- Developer: Studio Evil
- Publisher: Intragames
- Artist: Sio
- Writer: Sio
- Composers: Sio, Bulby
- Engine: Unity
- Platforms: Microsoft Windows, Playstation 4, Nintendo Switch, macOS, Linux
- Release: Windows, macOS, Linux: August 26, 2015 - Nintendo Switch, Playstation 4: May 30th, 2019
- Genre: Action RPG
- Modes: Single-player, Multiplayer

= Super Cane Magic Zero =

Super Cane Magic ZERO - Legend of the Cane Cane, or simply known as Super Cane Magic ZERO, is an action role-playing game developed by Studio Evil, born from an idea of the comic writer and cartoonist Sio.

Review score
| Publication | Score |
|---|---|
| IGN | 7.5 |

== Plot ==
The world of WOTF is plunged in confusion because of the dog AAAH! eating the magic candy cane of the Cake Wizard, his now dead owner.
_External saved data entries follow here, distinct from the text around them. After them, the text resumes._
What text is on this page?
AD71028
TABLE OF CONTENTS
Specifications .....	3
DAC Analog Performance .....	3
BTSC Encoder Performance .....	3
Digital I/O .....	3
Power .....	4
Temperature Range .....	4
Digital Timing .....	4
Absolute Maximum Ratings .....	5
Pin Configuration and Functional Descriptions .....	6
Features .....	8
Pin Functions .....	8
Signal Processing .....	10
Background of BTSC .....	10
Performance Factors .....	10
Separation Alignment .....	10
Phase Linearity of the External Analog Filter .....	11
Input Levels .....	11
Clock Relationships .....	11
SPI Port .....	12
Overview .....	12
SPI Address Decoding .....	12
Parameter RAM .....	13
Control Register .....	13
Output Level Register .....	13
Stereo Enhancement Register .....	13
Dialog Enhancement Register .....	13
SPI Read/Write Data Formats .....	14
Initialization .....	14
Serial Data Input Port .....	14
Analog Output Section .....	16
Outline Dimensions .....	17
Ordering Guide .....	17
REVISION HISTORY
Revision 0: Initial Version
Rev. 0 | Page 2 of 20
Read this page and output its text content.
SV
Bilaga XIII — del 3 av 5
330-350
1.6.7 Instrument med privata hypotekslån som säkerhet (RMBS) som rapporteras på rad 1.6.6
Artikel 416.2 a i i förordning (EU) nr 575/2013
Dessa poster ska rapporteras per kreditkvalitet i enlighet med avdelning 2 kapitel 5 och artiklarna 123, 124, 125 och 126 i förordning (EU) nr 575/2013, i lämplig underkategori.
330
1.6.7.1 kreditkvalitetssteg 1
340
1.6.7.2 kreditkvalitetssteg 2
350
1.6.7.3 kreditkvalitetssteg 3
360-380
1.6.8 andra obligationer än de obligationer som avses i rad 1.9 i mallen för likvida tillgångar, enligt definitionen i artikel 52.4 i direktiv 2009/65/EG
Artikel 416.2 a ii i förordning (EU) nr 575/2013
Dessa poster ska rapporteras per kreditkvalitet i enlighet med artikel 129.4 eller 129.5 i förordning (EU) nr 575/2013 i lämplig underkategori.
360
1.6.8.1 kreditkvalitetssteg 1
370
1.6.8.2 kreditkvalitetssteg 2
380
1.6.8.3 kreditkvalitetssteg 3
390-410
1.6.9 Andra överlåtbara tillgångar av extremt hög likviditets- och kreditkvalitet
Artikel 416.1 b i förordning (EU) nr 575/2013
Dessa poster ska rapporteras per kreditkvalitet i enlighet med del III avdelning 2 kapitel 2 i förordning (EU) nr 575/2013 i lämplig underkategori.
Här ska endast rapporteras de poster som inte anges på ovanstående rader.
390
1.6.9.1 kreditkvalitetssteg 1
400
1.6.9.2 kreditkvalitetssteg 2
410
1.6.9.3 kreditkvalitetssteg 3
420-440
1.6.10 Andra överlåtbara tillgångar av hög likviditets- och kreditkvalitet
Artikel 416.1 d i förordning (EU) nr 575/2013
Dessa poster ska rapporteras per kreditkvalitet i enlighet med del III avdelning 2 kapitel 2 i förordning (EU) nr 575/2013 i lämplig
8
Four heroes fallen from the sky have to save the world from AAAH!'s magic guided by a sentient cake, but first, they have to find all 6 mages and witches of the Poptart's Academy.

== Reception ==
The game got selectioned at the PAX South 2018 and was between the finalist in the IndieCade Europe 2018.
== Characters ==
Every playable character in the game has personal abilities and skills. Coso, Cosa, Giancoso, Annacosa, Sofocchia, Missy Talia, Doctor Culocane, Mariangiongiangela, Evilino, Nonno Laser, Flascio, Yogurt, Pesceman, Cook, Dr. Osse, Bana, Doctor Malvagius and Ninja Koji are all made by Sio, which is a playable character too. Daw, another artist who is a friend of Sio in real life, makes an appearance as a playable character.